In case of commercial power failure, the back-up system in the basement takes over. The system in substance consists of 12.5 KVA generator, automatic transfer, distribution panel, and 2300V primary and 120/208V secondary transformer. In an emergency, the power generating system provides A.C. electricity to the 1,000 watt lamps in the Fresnel lantern, flasher and lamp changer, double fog signal, boiler, fresh and sanitary water pumps, kitchen range, refrigerator and hot water heater, tower lighting and radio transmitter.

Under the July 1983 Modernization Program, with a December 1985 supplement, the same Command placed a contract with Maida Engineering Inc. for electrical, mechanical and structural work (structural work essentially called for welding of steel plate in connection with the electrical mechanical details). The work included the removal of outmoded equipment, accessories and conduit; and the installation, connection and purchases/government furnished of up-to-date replacements. Modernization had been underway, weather permitting, for at least three years when the program was completed in the fall of 1988.

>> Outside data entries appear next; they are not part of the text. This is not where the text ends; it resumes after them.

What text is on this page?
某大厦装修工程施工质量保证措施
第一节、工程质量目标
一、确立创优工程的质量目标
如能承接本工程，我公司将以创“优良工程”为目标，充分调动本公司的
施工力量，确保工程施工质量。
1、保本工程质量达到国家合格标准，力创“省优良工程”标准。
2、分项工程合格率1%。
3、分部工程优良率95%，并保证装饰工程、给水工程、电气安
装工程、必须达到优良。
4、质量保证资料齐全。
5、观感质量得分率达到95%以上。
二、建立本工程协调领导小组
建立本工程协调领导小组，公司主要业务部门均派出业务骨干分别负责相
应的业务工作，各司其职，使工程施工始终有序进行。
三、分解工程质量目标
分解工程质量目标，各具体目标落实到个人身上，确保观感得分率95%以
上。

A systems approach, including on-shore supervisory control, covered shore power and on site emergency energy, emergency light flashing, fire protection, fluorescent lighting, fog and halon signal and environmental conditions. The emergency energy system and almost all of the new equipment was installed and connected in the first floor. The high voltage cable, power cut-outs, fuel tanks, ground connections, and surge arresters went to the vault in the basement. Marine plywood covering was put over windows and sashes, steel plates welded to port openings and hatch covers and all other openings filled in with materials matching the contiguous materials for environmental control.

During the modernization program, but not specified in it, the roof gallery was removed due to deterioration with serious hazards and to excessively high cost to repair or replace. A steel security door was installed over the original wooden double door entrance to the tower. Although covered, the one-over-one sashes were not disturbed.

Historic Resource Consultants' supplement to the firm's December 1, 1982 Site Visit Report brings out that the walls of the living quarters as well as the walls of the staircases and watch deck are panelled with wood-fiber. No drawing or bill of materials has come to light to provide clear-cut details on the panelled walls. Instead, one of the 1983 modernization drawings shows an existing bulkhead detail for the first floor with an interior tongue & grove wood wall. A reasonable inference from the Third District Civil Engineering Command's 1948 drawings indicates the likelihood of panelled wood walls. The drawings were for the rehabilitation of the living quarters, but no mention of walls was made in them.

The lighthouse keepers occupied the living quarters until 1975.